Inclinó sobre mis labios un vaso lleno de licor de bayas, pero solo me dejó tomar un par de sorbos. El resto, lo vació ella de un trago. Temí por mi vida ¿qué tan habilidosa podía ser si bebía como un pirata?
Sus manos trabajaron con insistencia sobre mí. En algún punto sentí el firme agarre de las manos de Erika sobre mis hombros y sus labios sobre mi frente, su presencia era un alivio, pequeño, pero lo era. A su vez, la pequeña Lurline se esforzaba por mantener mis piernas sobre la mesa, al parecer, luchaba por patear a la doctora lejos de mi cuerpo.
—Para ser una guerrera de la frontera eres una llorica —espetó la doctora—. Nadie se había sacudido tanto por un par de puntadas.
Traté de expresar mi odio con la mirada, pero estaba agotada. Solo logré fruncir un poco el entrecejo.
—Ya, eres nueva en esto. Ya te acostumbrarás. —Olí el alcohol de bayas antes de sentirlo desparramarse sobre mi abdomen. De nuevo, Erika debió sujetarme ¡Como ardía! Algunas lágrimas escaparon de mis ojos—. Tendrás unas bonitas marcas para mostrar, pequeña.
—No soy una pequeña —balbuceé perdida entre el bamboleo del barco y al que estaba sometido mi cerebro a causa de la bebida.
—Bienvenida a la vida de mar —guiñó un ojo con cierta amabilidad—. Deja que pase la noche aquí, mañana podrá regresar a tu camarote.
—Me quedaré con ella —afirmó Erika con seguridad.
—Por mí no hay problema, solo no ensucies las hamacas. No querrás darle más trabajo a Lurline ¿o sí?
En algún momento Erika me ayudó a subir a una de las hamacas limpias y frescas. El movimiento del barco era cada vez más violento y habría resultado inútil y peligroso permanecer acostada en la mesa.

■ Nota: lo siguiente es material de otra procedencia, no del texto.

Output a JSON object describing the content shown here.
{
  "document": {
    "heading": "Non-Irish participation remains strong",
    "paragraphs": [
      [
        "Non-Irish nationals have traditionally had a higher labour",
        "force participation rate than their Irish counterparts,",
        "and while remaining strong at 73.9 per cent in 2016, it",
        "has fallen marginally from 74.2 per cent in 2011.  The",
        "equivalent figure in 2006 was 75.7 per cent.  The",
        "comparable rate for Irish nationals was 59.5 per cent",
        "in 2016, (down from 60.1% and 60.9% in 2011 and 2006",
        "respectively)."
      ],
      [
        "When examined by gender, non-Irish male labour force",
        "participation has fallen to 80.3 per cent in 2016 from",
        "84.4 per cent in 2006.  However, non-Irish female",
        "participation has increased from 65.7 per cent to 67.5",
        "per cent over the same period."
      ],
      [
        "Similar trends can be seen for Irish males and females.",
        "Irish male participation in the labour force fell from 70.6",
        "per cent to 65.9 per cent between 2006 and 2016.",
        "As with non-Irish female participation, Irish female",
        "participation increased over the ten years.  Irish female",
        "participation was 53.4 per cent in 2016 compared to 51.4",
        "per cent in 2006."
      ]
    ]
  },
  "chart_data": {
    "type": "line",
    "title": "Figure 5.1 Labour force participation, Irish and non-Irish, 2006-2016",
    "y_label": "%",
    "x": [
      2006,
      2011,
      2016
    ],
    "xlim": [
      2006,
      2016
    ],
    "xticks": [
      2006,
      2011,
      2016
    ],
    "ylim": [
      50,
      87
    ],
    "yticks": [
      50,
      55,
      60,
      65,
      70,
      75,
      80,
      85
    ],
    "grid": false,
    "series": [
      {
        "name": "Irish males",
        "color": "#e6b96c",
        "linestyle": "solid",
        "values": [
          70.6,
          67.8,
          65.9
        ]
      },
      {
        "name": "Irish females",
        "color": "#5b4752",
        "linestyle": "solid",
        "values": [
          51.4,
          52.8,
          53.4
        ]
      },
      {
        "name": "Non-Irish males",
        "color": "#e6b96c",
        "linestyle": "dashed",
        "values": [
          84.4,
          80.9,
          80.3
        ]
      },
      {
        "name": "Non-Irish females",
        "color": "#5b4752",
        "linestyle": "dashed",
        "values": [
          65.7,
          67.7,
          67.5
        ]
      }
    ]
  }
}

—No vuelvas a asustarme así —susurró Erika en mi oído—. Pensé que te estaban matando.
—Sentí que lo hacía —respondí apenada.
—Hay una primera vez para todo, Axelia. Después de esto, ya no serás la misma. Mejorarás, ya lo verás.
Asentí y cerré mis ojos. Esperaba hacerlo. No quería que nadie me tomara como una cobarde, como una guerrera que gritaba como una niña pequeña cuando era atacada por el enemigo. Se suponía que los únicos gritos que debían escapar de mis labios debían ser aguerridos, feroces. No los agudos gritos de una damisela en apuros.
Como guerrera, la muerte debía de ser mi fiel compañera, nadie más. No debía dejar espacio al miedo, a la cobardía o a las dudas. Me creía más fuerte, pero era evidente que solo era una niña jugando a las espadas. Debía ser más fuerte.